Institute of Pathology, University Hospital of Cologne, Cologne, Germany.
Else Kröner Forschungskolleg Clonal Evolution in Cancer, University Hospital Cologne, Cologne, Germany.
Mod Pathol. 2019 May;32(5):627-638. doi: 10.1038/s41379-018-0182-8. Epub 2018 Nov 20.

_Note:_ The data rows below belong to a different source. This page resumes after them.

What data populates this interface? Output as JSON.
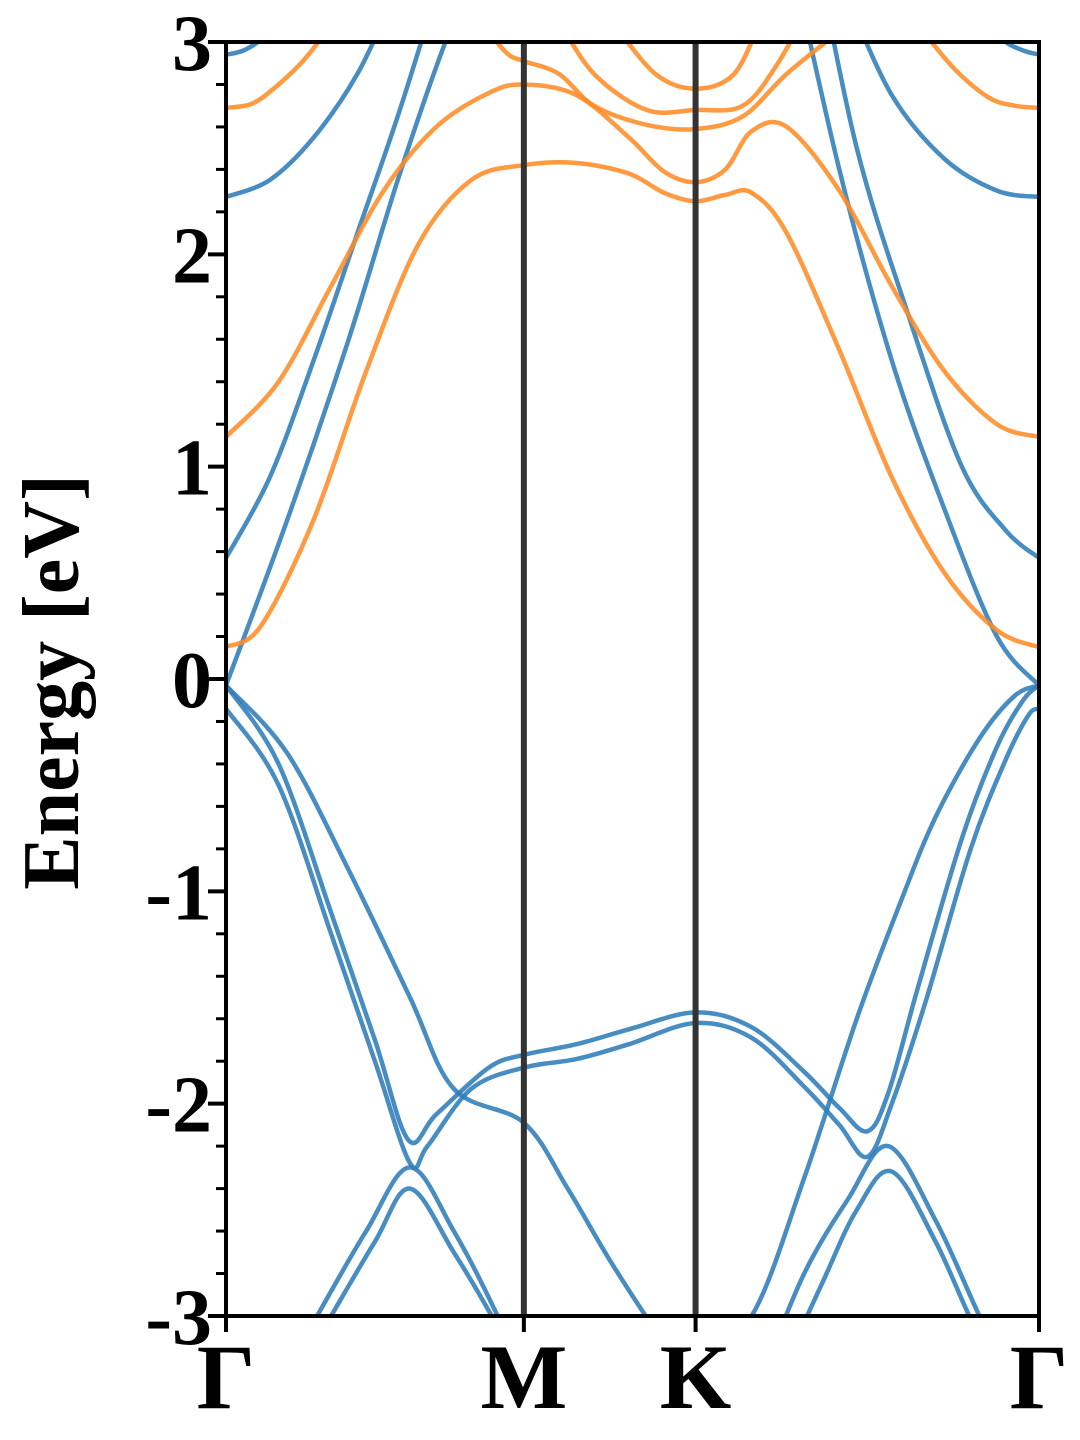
{
  "chart_data": {
    "type": "line",
    "title": "",
    "xlabel": "",
    "ylabel": "Energy [eV]",
    "ylim": [
      -3,
      3
    ],
    "yticks": [
      "-3",
      "-2",
      "-1",
      "0",
      "1",
      "2",
      "3"
    ],
    "y_minor_step": 0.2,
    "grid": false,
    "legend": "none",
    "k_points": [
      {
        "label": "Γ",
        "x": 0
      },
      {
        "label": "M",
        "x": 1.7
      },
      {
        "label": "K",
        "x": 2.68
      },
      {
        "label": "Γ",
        "x": 4.64
      }
    ],
    "colors": {
      "blue": "#2f7dba",
      "orange": "#ff8c25",
      "kpath_line": "#333333",
      "axes": "#000000"
    },
    "series": [
      {
        "color": "blue",
        "x": [
          0,
          0.35,
          0.7,
          1.05,
          1.3,
          1.7,
          1.95,
          2.2,
          2.48,
          2.68
        ],
        "y": [
          -0.03,
          -0.35,
          -0.9,
          -1.5,
          -1.93,
          -2.09,
          -2.4,
          -2.75,
          -3.1,
          -3.3
        ]
      },
      {
        "color": "blue",
        "x": [
          2.68,
          3.0,
          3.3,
          3.6,
          3.85,
          4.05,
          4.3,
          4.5,
          4.64
        ],
        "y": [
          -3.2,
          -3.0,
          -2.35,
          -1.6,
          -1.05,
          -0.65,
          -0.28,
          -0.08,
          -0.03
        ]
      },
      {
        "color": "blue",
        "x": [
          0,
          0.3,
          0.6,
          0.85,
          1.04,
          1.2,
          1.5,
          1.7,
          2.0,
          2.3,
          2.68,
          3.0,
          3.3,
          3.5,
          3.66,
          3.78,
          3.95,
          4.2,
          4.4,
          4.55,
          4.64
        ],
        "y": [
          -0.03,
          -0.4,
          -1.1,
          -1.7,
          -2.17,
          -2.05,
          -1.83,
          -1.77,
          -1.72,
          -1.65,
          -1.57,
          -1.64,
          -1.85,
          -2.02,
          -2.13,
          -1.95,
          -1.45,
          -0.75,
          -0.32,
          -0.1,
          -0.03
        ]
      },
      {
        "color": "blue",
        "x": [
          0,
          0.3,
          0.6,
          0.85,
          1.05,
          1.15,
          1.4,
          1.7,
          2.0,
          2.3,
          2.68,
          3.0,
          3.3,
          3.5,
          3.66,
          3.8,
          4.0,
          4.25,
          4.45,
          4.58,
          4.64
        ],
        "y": [
          -0.14,
          -0.5,
          -1.2,
          -1.8,
          -2.28,
          -2.2,
          -1.93,
          -1.83,
          -1.79,
          -1.72,
          -1.62,
          -1.69,
          -1.92,
          -2.1,
          -2.25,
          -2.0,
          -1.5,
          -0.8,
          -0.38,
          -0.17,
          -0.14
        ]
      },
      {
        "color": "blue",
        "x": [
          0.52,
          0.8,
          1.05,
          1.3,
          1.55,
          1.7
        ],
        "y": [
          -3.0,
          -2.6,
          -2.3,
          -2.6,
          -3.0,
          -3.3
        ]
      },
      {
        "color": "blue",
        "x": [
          0.6,
          0.85,
          1.05,
          1.3,
          1.55,
          1.7
        ],
        "y": [
          -3.0,
          -2.65,
          -2.4,
          -2.7,
          -3.05,
          -3.3
        ]
      },
      {
        "color": "blue",
        "x": [
          3.05,
          3.3,
          3.55,
          3.78,
          4.05,
          4.3,
          4.64
        ],
        "y": [
          -3.3,
          -2.8,
          -2.45,
          -2.2,
          -2.55,
          -3.0,
          -3.6
        ]
      },
      {
        "color": "blue",
        "x": [
          3.15,
          3.4,
          3.6,
          3.8,
          4.05,
          4.3,
          4.64
        ],
        "y": [
          -3.3,
          -2.85,
          -2.5,
          -2.32,
          -2.65,
          -3.1,
          -3.6
        ]
      },
      {
        "color": "blue",
        "x": [
          0,
          0.25,
          0.5,
          0.75,
          1.0,
          1.3
        ],
        "y": [
          0.57,
          0.95,
          1.5,
          2.1,
          2.7,
          3.5
        ]
      },
      {
        "color": "blue",
        "x": [
          3.35,
          3.6,
          3.9,
          4.2,
          4.45,
          4.64
        ],
        "y": [
          3.5,
          2.5,
          1.7,
          1.0,
          0.7,
          0.57
        ]
      },
      {
        "color": "blue",
        "x": [
          0,
          0.35,
          0.7,
          1.0,
          1.3,
          1.55
        ],
        "y": [
          -0.03,
          0.75,
          1.6,
          2.4,
          3.1,
          3.5
        ]
      },
      {
        "color": "blue",
        "x": [
          3.2,
          3.5,
          3.8,
          4.1,
          4.4,
          4.64
        ],
        "y": [
          3.5,
          2.4,
          1.5,
          0.8,
          0.2,
          -0.03
        ]
      },
      {
        "color": "blue",
        "x": [
          0,
          0.25,
          0.5,
          0.75,
          0.95
        ],
        "y": [
          2.27,
          2.35,
          2.55,
          2.85,
          3.2
        ]
      },
      {
        "color": "blue",
        "x": [
          3.55,
          3.8,
          4.1,
          4.4,
          4.64
        ],
        "y": [
          3.2,
          2.75,
          2.45,
          2.3,
          2.27
        ]
      },
      {
        "color": "blue",
        "x": [
          0,
          0.1,
          0.2,
          0.3
        ],
        "y": [
          2.94,
          2.96,
          3.01,
          3.08
        ]
      },
      {
        "color": "blue",
        "x": [
          4.35,
          4.45,
          4.55,
          4.64
        ],
        "y": [
          3.08,
          3.0,
          2.96,
          2.94
        ]
      },
      {
        "color": "orange",
        "x": [
          0,
          0.2,
          0.5,
          0.8,
          1.1,
          1.4,
          1.7,
          2.0,
          2.3,
          2.5,
          2.68,
          2.85,
          3.0,
          3.2,
          3.5,
          3.8,
          4.1,
          4.4,
          4.64
        ],
        "y": [
          0.15,
          0.25,
          0.75,
          1.45,
          2.05,
          2.35,
          2.42,
          2.43,
          2.38,
          2.29,
          2.25,
          2.28,
          2.29,
          2.1,
          1.55,
          0.95,
          0.5,
          0.23,
          0.15
        ]
      },
      {
        "color": "orange",
        "x": [
          0,
          0.3,
          0.6,
          0.9,
          1.2,
          1.5,
          1.7,
          2.0,
          2.3,
          2.5,
          2.68,
          2.85,
          3.0,
          3.2,
          3.5,
          3.8,
          4.1,
          4.4,
          4.64
        ],
        "y": [
          1.14,
          1.4,
          1.85,
          2.3,
          2.6,
          2.76,
          2.8,
          2.75,
          2.55,
          2.39,
          2.34,
          2.4,
          2.58,
          2.6,
          2.3,
          1.85,
          1.45,
          1.2,
          1.14
        ]
      },
      {
        "color": "orange",
        "x": [
          0,
          0.15,
          0.3,
          0.45,
          0.6
        ],
        "y": [
          2.69,
          2.71,
          2.8,
          2.92,
          3.08
        ]
      },
      {
        "color": "orange",
        "x": [
          3.95,
          4.15,
          4.35,
          4.5,
          4.64
        ],
        "y": [
          3.08,
          2.88,
          2.74,
          2.7,
          2.69
        ]
      },
      {
        "color": "orange",
        "x": [
          1.45,
          1.6,
          1.7,
          1.9,
          2.1,
          2.4,
          2.68,
          2.95,
          3.2,
          3.5
        ],
        "y": [
          3.1,
          2.95,
          2.91,
          2.85,
          2.7,
          2.61,
          2.59,
          2.65,
          2.85,
          3.05
        ]
      },
      {
        "color": "orange",
        "x": [
          1.9,
          2.1,
          2.4,
          2.68,
          2.95,
          3.15,
          3.35
        ],
        "y": [
          3.1,
          2.85,
          2.68,
          2.68,
          2.7,
          2.9,
          3.2
        ]
      },
      {
        "color": "orange",
        "x": [
          2.2,
          2.45,
          2.68,
          2.9,
          3.05
        ],
        "y": [
          3.1,
          2.85,
          2.78,
          2.85,
          3.1
        ]
      }
    ]
  }
}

Although non-small-cell lung cancer is a leading cause of cancer-related deaths, the molecular characterization and classification of its genetic alterations has drastically changed treatment options and overall survival within the last few decades. In particular, tyrosine kinase inhibitors targeting specific molecular alterations, among other MET, have greatly improved the prognosis of non-small-cell lung cancer patients. Here, we compare the genomic background of a subset of non-small-cell lung cancer cases harboring either a MET high-level amplification (n = 24) or a MET exon 14 skipping mutation (n = 26), using next-generatison sequencing, fluorescence in situ hybridization, immunohistochemistry, and Nanostring nCounter technology. We demonstrate that the MET-amplified cohort shows a higher genetic instability, compared with the mutant cohort (p < 0.001). Furthermore, MET mutations occur at high allele frequency and in the presence of co-occurring TP53 mutations (n = 7), as well as MDM2 (n = 7), CDK4 (n = 6), and HMGA2 (n = 5) co-amplifications. No other potential driver mutation has been detected. Conversely, in the MET-amplified group, we identify co-occurring pathogenic NRAS and KRAS mutations (n = 5) and a significantly higher number of TP53 mutations, compared with the MET-mutant cohort (p = 0.048). Of note, MET amplifications occur more frequently as subclonal events. Interestingly, despite the significantly (p = 0.00103) older age at diagnosis of stage IIIb/IV of MET-mutant patients (median 77 years), compared with MET high-level amplified patients (median 69 years), MET-mutant patients with advanced-stage tumors showed a significantly better prognosis at 12 months (p = 0.04). In conclusion, the two groups of MET genetic alterations differ, both clinically and genetically: our data strongly suggest that MET exon 14 skipping mutations represent an early driver mutation. In opposition, MET amplifications occur usually in the background of other strong genetic events and therefore MET amplifications should be interpreted in the context of each tumor's genetic background, rather than as an isolated driver event, especially when considering MET-specific treatment options.
尽管非小细胞肺癌是癌症相关死亡的主要原因,但在过去几十年中,其遗传改变的分子特征和分类极大地改变了治疗选择和整体生存率。特别是针对特定分子改变的酪氨酸激酶抑制剂,包括 MET,极大地改善了非小细胞肺癌患者的预后。在这里,我们使用下一代测序、荧光原位杂交、免疫组织化学和 Nanostring nCounter 技术比较了一组具有高水平 MET 扩增(n=24)或 MET 外显子 14 跳跃突变(n=26)的非小细胞肺癌病例的基因组背景。我们证明,与突变组相比,MET 扩增组显示出更高的遗传不稳定性(p<0.001)。此外,MET 突变以高等位基因频率发生,并伴有共发生的 TP53 突变(n=7),以及 MDM2(n=7)、CDK4(n=6)和 HMGA2(n=5)的共扩增。未检测到其他潜在的驱动突变。相反,在 MET 扩增组中,我们发现与 MET 突变组相比,存在共发生的致病性 NRAS 和 KRAS 突变(n=5)和更高数量的 TP53 突变(p=0.048)。值得注意的是,MET 扩增更频繁地作为亚克隆事件发生。有趣的是,尽管 MET 突变患者(中位年龄 77 岁)的 IIIb/IV 期诊断年龄明显(p=0.00103)大于 MET 高表达扩增患者(中位年龄 69 岁),但晚期肿瘤的 MET 突变患者在 12 个月时的预后明显更好(p=0.04)。总之,这两组 MET 遗传改变在临床和遗传上都存在差异:我们的数据强烈表明,MET 外显子 14 跳跃突变代表早期驱动突变。相反,MET 扩增通常发生在其他强烈遗传事件的背景下,因此 MET 扩增应根据每个肿瘤的遗传背景进行解释,而不是作为孤立的驱动事件,尤其是在考虑 MET 特异性治疗选择时。